De BOA’s hebben hierbij voldaan aan de eisen die de Beleidsregels Buitengewoon Opsporingsambtenaar aan het gebruik van de handboeien stellen. Het gebruik van dit geweldsmiddel is juist aan de BOA’s toegekend, zodat zij, in afwachting van de komst van de politie, kunnen voorkomen dat een verdachte vlucht of dat de veiligheid van de BOA’s en verdachte zelf in gevaar komt.
Vorenstaande leidt tot de conclusie dat geen sprake is van een onherstelbaar vormverzuim in de zin van artikel 359a Sv.
Op grond van de genoemde bewijsmiddelen kan worden vastgesteld dat verdachte de ten laste gelegde bedreigingen heeft geuit.
Volgens vaste jurisprudentie van de Hoge Raad is voor veroordeling ter zake van bedreiging vereist dat de bedreiging van dien aard is en onder zodanige omstandigheden is geschied dat bij de bedreigde redelijke vrees kon ontstaan dat het misdrijf waarmee werd gedreigd ook zou worden gepleegd.
Ondanks dat niet is vereist dat de bedreiging in het concrete geval op de bedreigde een zodanige indruk heeft gemaakt dat werkelijk vrees is opgewekt en de bedreigde zich in zijn vrijheid belemmerd achtte, heeft verdachte met zijn bedreigingen in ieder geval bij aangever [slachtoffer 1] vrees aangejaagd. De bedreigingen waren evenwel ook van zodanige aard en zijn onder zulke omstandigheden gedaan, dat zij in het algemeen bij de ander het (angst-)gevoel van in zijn vrijheid belemmerd te worden, hadden kunnen opwekken.Dit wordt ook bevestigd, doordat het op het station aanwezige publiek schrok van de bedreigingen en snel wegliep.

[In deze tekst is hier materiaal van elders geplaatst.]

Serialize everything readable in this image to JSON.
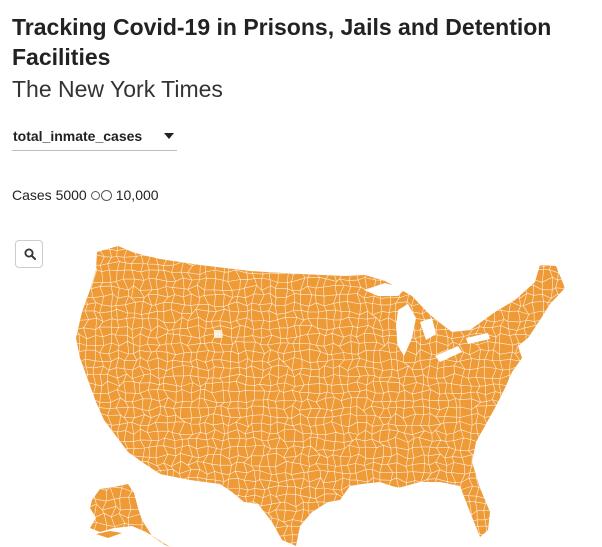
{
  "header": {
    "title": "Tracking Covid-19 in Prisons, Jails and Detention Facilities",
    "source": "The New York Times"
  },
  "metric_select": {
    "value": "total_inmate_cases"
  },
  "legend": {
    "label": "Cases",
    "small_value": "5000",
    "large_value": "10,000"
  },
  "controls": {
    "zoom_icon": "magnifier-icon"
  },
  "map": {
    "region": "United States counties",
    "fill_color": "#ee9a36",
    "border_color": "#ffffff"
  }
}
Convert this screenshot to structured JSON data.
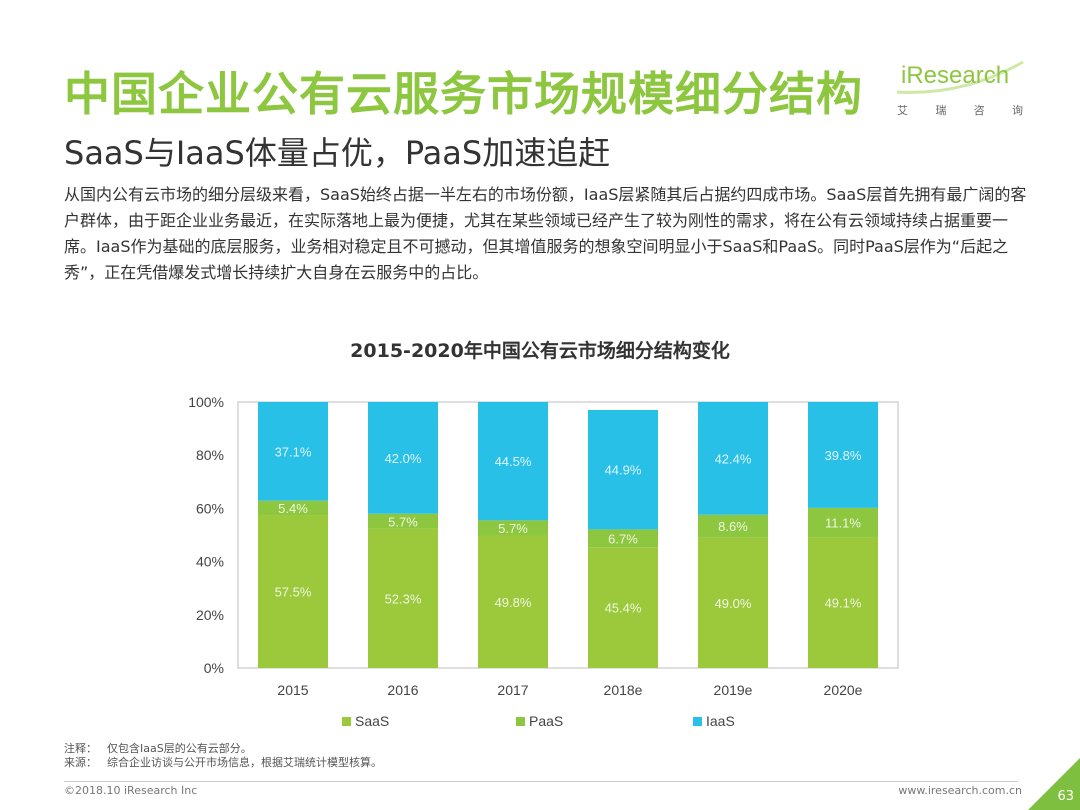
{
  "header": {
    "title": "中国企业公有云服务市场规模细分结构",
    "subtitle": "SaaS与IaaS体量占优，PaaS加速追赶",
    "logo_text": "iResearch",
    "logo_sub": [
      "艾",
      "瑞",
      "咨",
      "询"
    ]
  },
  "body_text": "从国内公有云市场的细分层级来看，SaaS始终占据一半左右的市场份额，IaaS层紧随其后占据约四成市场。SaaS层首先拥有最广阔的客户群体，由于距企业业务最近，在实际落地上最为便捷，尤其在某些领域已经产生了较为刚性的需求，将在公有云领域持续占据重要一席。IaaS作为基础的底层服务，业务相对稳定且不可撼动，但其增值服务的想象空间明显小于SaaS和PaaS。同时PaaS层作为“后起之秀”，正在凭借爆发式增长持续扩大自身在云服务中的占比。",
  "chart_data": {
    "type": "bar",
    "stacked": true,
    "title": "2015-2020年中国公有云市场细分结构变化",
    "categories": [
      "2015",
      "2016",
      "2017",
      "2018e",
      "2019e",
      "2020e"
    ],
    "series": [
      {
        "name": "SaaS",
        "values": [
          57.5,
          52.3,
          49.8,
          45.4,
          49.0,
          49.1
        ],
        "labels": [
          "57.5%",
          "52.3%",
          "49.8%",
          "45.4%",
          "49.0%",
          "49.1%"
        ],
        "color": "#9bc93b"
      },
      {
        "name": "PaaS",
        "values": [
          5.4,
          5.7,
          5.7,
          6.7,
          8.6,
          11.1
        ],
        "labels": [
          "5.4%",
          "5.7%",
          "5.7%",
          "6.7%",
          "8.6%",
          "11.1%"
        ],
        "color": "#8dc63f"
      },
      {
        "name": "IaaS",
        "values": [
          37.1,
          42.0,
          44.5,
          44.9,
          42.4,
          39.8
        ],
        "labels": [
          "37.1%",
          "42.0%",
          "44.5%",
          "44.9%",
          "42.4%",
          "39.8%"
        ],
        "color": "#29c0e8"
      }
    ],
    "yticks": [
      "0%",
      "20%",
      "40%",
      "60%",
      "80%",
      "100%"
    ],
    "ylim": [
      0,
      100
    ],
    "legend": [
      "SaaS",
      "PaaS",
      "IaaS"
    ],
    "legend_position": "bottom"
  },
  "notes": {
    "note_label": "注释：",
    "note_text": "仅包含IaaS层的公有云部分。",
    "source_label": "来源：",
    "source_text": "综合企业访谈与公开市场信息，根据艾瑞统计模型核算。"
  },
  "footer": {
    "copyright": "©2018.10 iResearch Inc",
    "website": "www.iresearch.com.cn",
    "page": "63"
  }
}
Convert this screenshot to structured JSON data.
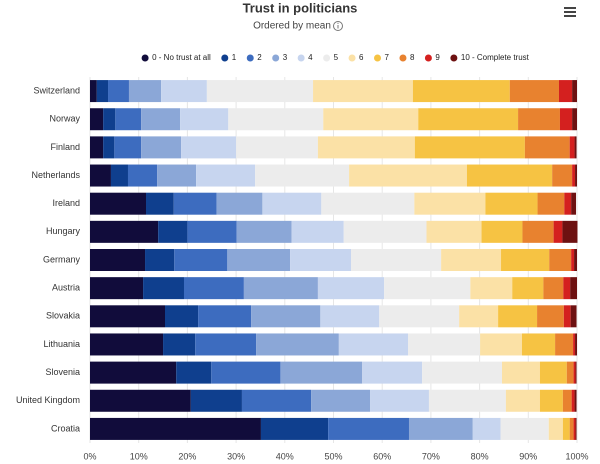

Nu verdachte reeds tijdens de fouillering de bedreigingen begon te uiten, dus voordat hij was gefixeerd tegen de muur en geboeid, is ook geen sprake van bewoordingen die geroepen zijn tijdens een emotionele ontlading.
De omstandigheid dat de bedreigingen deels werden geuit op het moment dat de verdachte deze niet ten uitvoer kon brengen, omdat hij op dat moment was aangehouden en wel was geboeid, behoeft bovendien niet in de weg te staan aan de strafbaarheid van de bedreiging. In de woorden van de Hoge Raad kan deze omstandigheid niet redengevend zijn voor het ontkennende antwoord op de vraag of de bedreiging naar aard en strekking de redelijke vrees kon doen ontstaan dat de verbalisanten - later - het leven zouden kunnen verliezen.
De rechtbank is dan ook van oordeel dat wettig en overtuigend bewezen is dat verdachte het ten laste gelegde feit heeft begaan.